Student developers do “interesting” things. For example many of them try to write the whole project before starting to test. Oh they may run the compile to check for syntax errors – as if a program that compiles cleanly will automatically work correctly. And then they start to test. This seldom goes well because there is just much too much to test all at once. Especially for a beginner finding logic errors in a (theoretically) complete program is just too complicated. What makes it worse than just the quantity of code (which let’s face it is not all that much compared to a professional program) but the number of code paths (i.e.. places for things to go wrong) that is just more than a beginner can trace in their heads. Yes, in fact, a beginner writing code this way means that the quality of the code may just not be good enough for easy testing. The result is a long and painful testing process.

Experienced programmers test small pieces of code. The fewer code paths the easier it is to design a set of test data to test them all. This, test design, is not something we tend to spend much time on in introductory courses. Or perhaps in anything other than a software engineering course which is a shame. I think we could save a lot of students a lot of heartache and perhaps reduce attrition (theory of mine) if we taught them how to test earlier.

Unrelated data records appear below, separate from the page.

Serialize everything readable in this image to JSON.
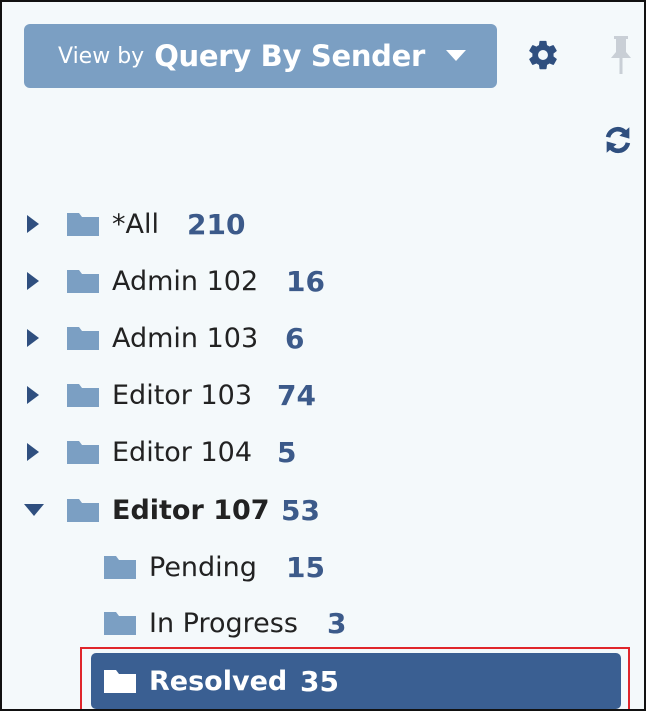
{
  "header": {
    "view_by_prefix": "View by",
    "view_by_value": "Query By Sender",
    "dropdown_icon": "caret-down-icon",
    "settings_icon": "gear-icon",
    "pin_icon": "pin-icon",
    "refresh_icon": "refresh-icon"
  },
  "colors": {
    "accent": "#7b9fc3",
    "selected": "#3a5f92",
    "count": "#3c5a8a",
    "folder": "#7b9fc3",
    "highlight_outline": "#e0262b"
  },
  "tree": {
    "items": [
      {
        "label": "*All",
        "count": "210",
        "expanded": false
      },
      {
        "label": "Admin 102",
        "count": "16",
        "expanded": false
      },
      {
        "label": "Admin 103",
        "count": "6",
        "expanded": false
      },
      {
        "label": "Editor 103",
        "count": "74",
        "expanded": false
      },
      {
        "label": "Editor 104",
        "count": "5",
        "expanded": false
      },
      {
        "label": "Editor 107",
        "count": "53",
        "expanded": true,
        "children": [
          {
            "label": "Pending",
            "count": "15"
          },
          {
            "label": "In Progress",
            "count": "3"
          },
          {
            "label": "Resolved",
            "count": "35",
            "selected": true
          }
        ]
      }
    ]
  }
}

We ask students to do a number of things when creating their own software. I tend to start with three large items:

  1. Understand the problem
  2. Design a solution (algorithm)
  3. Code up the solution

Many start the testing thinking during (or worse after) the code up the solution part. Not a good idea. At the latest we need to start thinking about testing no later than design a solution. In fact if we understand the problem we should already have a handle of testing. At that point we should know  - what is the right answer for various inputs? What values should be outside the range of what we want to handle and how should we deal with them? In short, testing data is all part of understanding the problem. This understanding should directly lead to test data. Much of this test data would should manually run through our algorithm before we code solutions. When we test our data with the code the results we achieved during manual testing of the algorithm should match.

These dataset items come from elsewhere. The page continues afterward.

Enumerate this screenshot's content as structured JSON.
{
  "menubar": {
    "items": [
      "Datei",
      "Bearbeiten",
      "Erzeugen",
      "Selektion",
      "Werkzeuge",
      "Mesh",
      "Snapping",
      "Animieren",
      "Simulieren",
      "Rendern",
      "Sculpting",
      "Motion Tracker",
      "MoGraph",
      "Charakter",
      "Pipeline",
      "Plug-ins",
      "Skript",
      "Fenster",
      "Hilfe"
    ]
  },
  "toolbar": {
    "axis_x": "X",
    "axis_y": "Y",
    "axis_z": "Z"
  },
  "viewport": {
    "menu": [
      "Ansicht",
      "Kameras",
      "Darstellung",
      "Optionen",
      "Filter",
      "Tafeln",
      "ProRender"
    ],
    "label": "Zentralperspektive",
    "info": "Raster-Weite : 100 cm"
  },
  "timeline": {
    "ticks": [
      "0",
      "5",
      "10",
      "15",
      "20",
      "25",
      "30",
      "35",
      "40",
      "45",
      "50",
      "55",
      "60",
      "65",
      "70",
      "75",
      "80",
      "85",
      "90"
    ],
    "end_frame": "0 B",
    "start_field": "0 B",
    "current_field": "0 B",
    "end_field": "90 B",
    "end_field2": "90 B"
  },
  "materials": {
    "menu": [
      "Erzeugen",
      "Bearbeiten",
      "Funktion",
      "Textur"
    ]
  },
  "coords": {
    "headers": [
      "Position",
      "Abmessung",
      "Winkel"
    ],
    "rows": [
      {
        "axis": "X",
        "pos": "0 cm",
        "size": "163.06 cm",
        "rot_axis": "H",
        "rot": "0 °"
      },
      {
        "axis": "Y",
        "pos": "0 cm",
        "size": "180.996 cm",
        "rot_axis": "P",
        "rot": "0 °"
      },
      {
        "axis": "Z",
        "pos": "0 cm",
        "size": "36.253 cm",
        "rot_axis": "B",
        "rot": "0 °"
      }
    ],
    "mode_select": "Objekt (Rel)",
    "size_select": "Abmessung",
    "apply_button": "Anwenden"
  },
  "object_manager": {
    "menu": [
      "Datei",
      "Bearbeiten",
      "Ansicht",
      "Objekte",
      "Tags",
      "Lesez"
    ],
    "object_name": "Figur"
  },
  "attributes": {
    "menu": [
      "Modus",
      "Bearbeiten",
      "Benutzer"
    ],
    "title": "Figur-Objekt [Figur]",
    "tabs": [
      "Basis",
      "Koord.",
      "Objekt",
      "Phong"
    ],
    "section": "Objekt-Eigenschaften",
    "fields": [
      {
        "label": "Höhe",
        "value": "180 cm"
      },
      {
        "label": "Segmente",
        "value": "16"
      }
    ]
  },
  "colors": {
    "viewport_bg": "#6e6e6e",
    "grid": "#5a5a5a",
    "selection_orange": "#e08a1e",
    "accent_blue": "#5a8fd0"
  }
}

Reducing the pain of testing requires several things of which having good code is just one. It’s one important piece of course but not the whole piece. Having good, solid testing data with known expectations of results is a piece. So is testing small pieces of code so that fewer things can go wrong. The fewer the places for things to go badly the easier it is to find and repair them. By coincidence (not) breaking ones code into smaller, more manageable and testable pieces almost invariably results in better code. Sections of code that are too long and that try to do too many things in one module are the huge run-on sentences of programming. In natural language writing run-on sentences are a “bad thing” and make understanding difficult for the reader. Modules of code with too many lines make testing and understanding difficult. They also make modification, expansion, reuse, maintenance and all sorts of other things difficult if not impossible.

The first programming course is a difficult course to design. Students have to learn a whole new way of thinking as well as a new language in which to express their ideas. That alone makes it difficult. And then there are so many things that we could make an argument belong in the first course. I could see a first course that is four years long if we tried to get it all in. So by necessity things get left out. I am thinking, at this point in my life, that testing is not one of those things we can afford to leave out though. Not that we spend forever on it of course.  I also don’t think it is a separate unit either. Rather I think it is something we talk about as we talk about other things. Include it is the discussion of understanding the problem. Include it with designing algorithms. And include it when we talk about writing the code as something more than just having the compiler check the syntax. It it means that something else waits until a second or third course so be it. On the other hand I wonder if doing better testing and including testing thinking in the whole process might just reduce the amount of time student projects take to complete. It’s a theory. What do you think?